XRP memasuki minggu di bawah tekanan saat para trader memperdebatkan apakah penarikan terbaru menandai shakeout sementara atau awal dari reset yang lebih dalam. Dengan harga yang berada di dekat support jangka panjang, perhatian kini tertuju pada tiga kekuatan yang membentuk trajektori jangka pendek XRP.
Per pukul 8 pagi waktu Timur pada 10 Februari, XRP diperdagangkan di sekitar $1,41, turun 12,5% dalam tujuh hari terakhir dan lebih dari 33% dalam sebulan terakhir.
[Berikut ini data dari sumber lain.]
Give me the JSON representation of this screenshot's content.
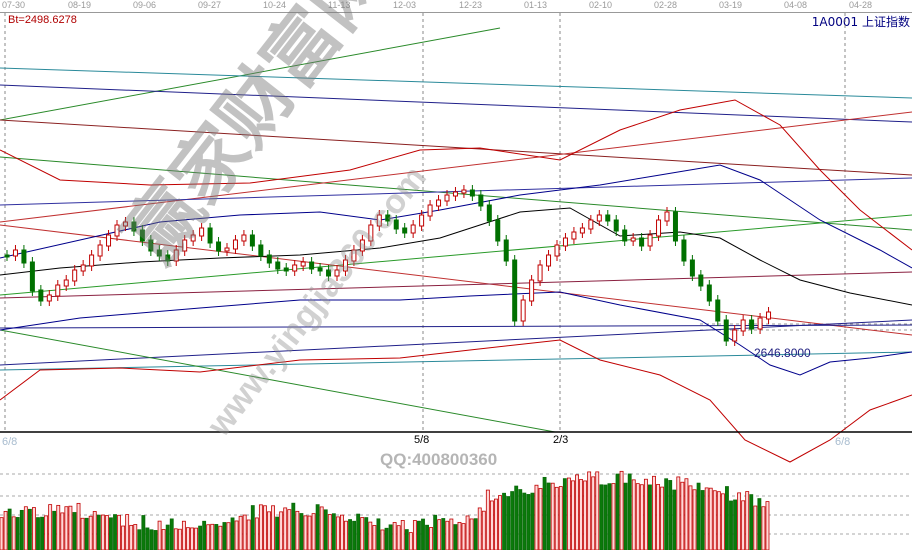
{
  "header": {
    "dates": [
      "07-30",
      "08-19",
      "09-06",
      "09-27",
      "10-24",
      "11-13",
      "12-03",
      "12-23",
      "01-13",
      "02-10",
      "02-28",
      "03-19",
      "04-08",
      "04-28"
    ],
    "bt_label": "Bt=2498.6278",
    "symbol": "1A0001  上证指数"
  },
  "chart": {
    "low_label": "2646.8000",
    "markers": [
      "6/8",
      "5/8",
      "2/3",
      "6/8"
    ],
    "colors": {
      "up": "#c00000",
      "down": "#007000",
      "axis": "#000000",
      "ma_black": "#000000",
      "ma_blue": "#00008b",
      "band": "#c00000"
    }
  },
  "watermark": {
    "brand": "赢家财富网",
    "url": "www.yingjia360.com",
    "qq": "QQ:400800360"
  }
}
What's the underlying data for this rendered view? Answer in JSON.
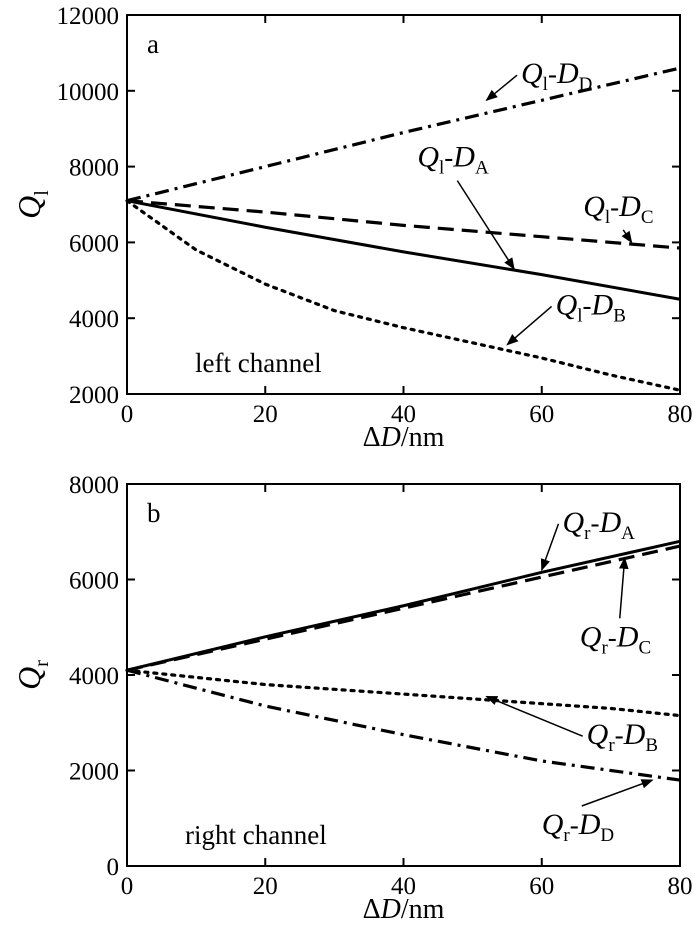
{
  "figure": {
    "x_unit_label": "ΔD/nm"
  },
  "chart_data": [
    {
      "type": "line",
      "panel_label": "a",
      "annotation": "left channel",
      "ylabel_main": "Q",
      "ylabel_sub": "l",
      "xlabel": "ΔD/nm",
      "xlim": [
        0,
        80
      ],
      "ylim": [
        2000,
        12000
      ],
      "xticks": [
        0,
        20,
        40,
        60,
        80
      ],
      "yticks": [
        2000,
        4000,
        6000,
        8000,
        10000,
        12000
      ],
      "grid": false,
      "series": [
        {
          "name_main": "Q",
          "name_sub": "l",
          "name_sep": "-",
          "name_d": "D",
          "name_dsub": "A",
          "style": "solid",
          "x": [
            0,
            20,
            40,
            60,
            80
          ],
          "y": [
            7100,
            6400,
            5750,
            5150,
            4500
          ]
        },
        {
          "name_main": "Q",
          "name_sub": "l",
          "name_sep": "-",
          "name_d": "D",
          "name_dsub": "B",
          "style": "dotted",
          "x": [
            0,
            10,
            20,
            30,
            40,
            50,
            60,
            70,
            80
          ],
          "y": [
            7100,
            5800,
            4900,
            4200,
            3750,
            3350,
            2950,
            2500,
            2100
          ]
        },
        {
          "name_main": "Q",
          "name_sub": "l",
          "name_sep": "-",
          "name_d": "D",
          "name_dsub": "C",
          "style": "dashed",
          "x": [
            0,
            20,
            40,
            60,
            80
          ],
          "y": [
            7100,
            6800,
            6450,
            6150,
            5850
          ]
        },
        {
          "name_main": "Q",
          "name_sub": "l",
          "name_sep": "-",
          "name_d": "D",
          "name_dsub": "D",
          "style": "dashdot",
          "x": [
            0,
            20,
            40,
            60,
            80
          ],
          "y": [
            7100,
            8000,
            8900,
            9750,
            10600
          ]
        }
      ],
      "labels": [
        {
          "series": 3,
          "tx": 57,
          "ty": 10200,
          "ax": 52,
          "ay": 9750
        },
        {
          "series": 2,
          "tx": 66,
          "ty": 6700,
          "ax": 73,
          "ay": 6000
        },
        {
          "series": 0,
          "tx": 42,
          "ty": 8000,
          "ax": 56,
          "ay": 5300
        },
        {
          "series": 1,
          "tx": 62,
          "ty": 4100,
          "ax": 55,
          "ay": 3300
        }
      ]
    },
    {
      "type": "line",
      "panel_label": "b",
      "annotation": "right channel",
      "ylabel_main": "Q",
      "ylabel_sub": "r",
      "xlabel": "ΔD/nm",
      "xlim": [
        0,
        80
      ],
      "ylim": [
        0,
        8000
      ],
      "xticks": [
        0,
        20,
        40,
        60,
        80
      ],
      "yticks": [
        0,
        2000,
        4000,
        6000,
        8000
      ],
      "grid": false,
      "series": [
        {
          "name_main": "Q",
          "name_sub": "r",
          "name_sep": "-",
          "name_d": "D",
          "name_dsub": "A",
          "style": "solid",
          "x": [
            0,
            20,
            40,
            60,
            80
          ],
          "y": [
            4100,
            4800,
            5450,
            6150,
            6800
          ]
        },
        {
          "name_main": "Q",
          "name_sub": "r",
          "name_sep": "-",
          "name_d": "D",
          "name_dsub": "B",
          "style": "dotted",
          "x": [
            0,
            10,
            20,
            30,
            40,
            50,
            60,
            70,
            80
          ],
          "y": [
            4100,
            3950,
            3800,
            3700,
            3600,
            3500,
            3400,
            3300,
            3150
          ]
        },
        {
          "name_main": "Q",
          "name_sub": "r",
          "name_sep": "-",
          "name_d": "D",
          "name_dsub": "C",
          "style": "dashed",
          "x": [
            0,
            20,
            40,
            60,
            80
          ],
          "y": [
            4100,
            4750,
            5400,
            6050,
            6700
          ]
        },
        {
          "name_main": "Q",
          "name_sub": "r",
          "name_sep": "-",
          "name_d": "D",
          "name_dsub": "D",
          "style": "dashdot",
          "x": [
            0,
            20,
            40,
            60,
            80
          ],
          "y": [
            4100,
            3350,
            2750,
            2200,
            1800
          ]
        }
      ],
      "labels": [
        {
          "series": 0,
          "tx": 63,
          "ty": 7000,
          "ax": 60,
          "ay": 6200
        },
        {
          "series": 2,
          "tx": 65.5,
          "ty": 4600,
          "ax": 72,
          "ay": 6450
        },
        {
          "series": 1,
          "tx": 66.5,
          "ty": 2550,
          "ax": 52,
          "ay": 3550
        },
        {
          "series": 3,
          "tx": 60,
          "ty": 670,
          "ax": 76,
          "ay": 1800
        }
      ]
    }
  ]
}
Rentang mingguan token ini berkisar dari $1,16 hingga $1,62, sementara volume perdagangan 24 jam sekitar $2,73 miliar, menandakan partisipasi yang tinggi meskipun harga sedang menurun.
Penurunan XRP baru-baru ini terjadi selama masa yang turbulen bagi pasar aset digital, dengan token sempat menyentuh rendah di $1,12 pada 6 Februari sebelum rebound lebih dari 30%. Namun, rebound tersebut tidak berlangsung lama, karena pergerakan harga kembali ke kisaran rendah $1,40-an, meninggalkan para trader terbagi apakah yang terburuk sudah dihargai atau belum.
Di tengah latar belakang tersebut, prospek XRP minggu ini bergantung pada tiga fondasi: perkembangan kebijakan, pertumbuhan fundamental jaringan, dan sentimen pasar yang tercermin dalam perilaku teknikal.
Diskusi di Washington mengenai hasil stablecoin sedang menuju tenggat waktu akhir Februari, dengan bank dan perwakilan kripto berusaha mencapai konsensus. Setiap kejelasan yang muncul dari pembicaraan tersebut dapat mempengaruhi posisi XRP dalam pembayaran lintas batas, terutama saat pembuat kebijakan mempertimbangkan bagaimana aset digital cocok dalam infrastruktur keuangan yang diatur.
Momentum regulasi sedang diawasi secara ketat oleh peserta institusional, banyak dari mereka yang tetap sensitif terhadap ketidakpastian kebijakan. Bahkan panduan kecil pun dapat mengubah selera risiko, terutama setelah minggu-minggu posisi defensif di pasar kripto.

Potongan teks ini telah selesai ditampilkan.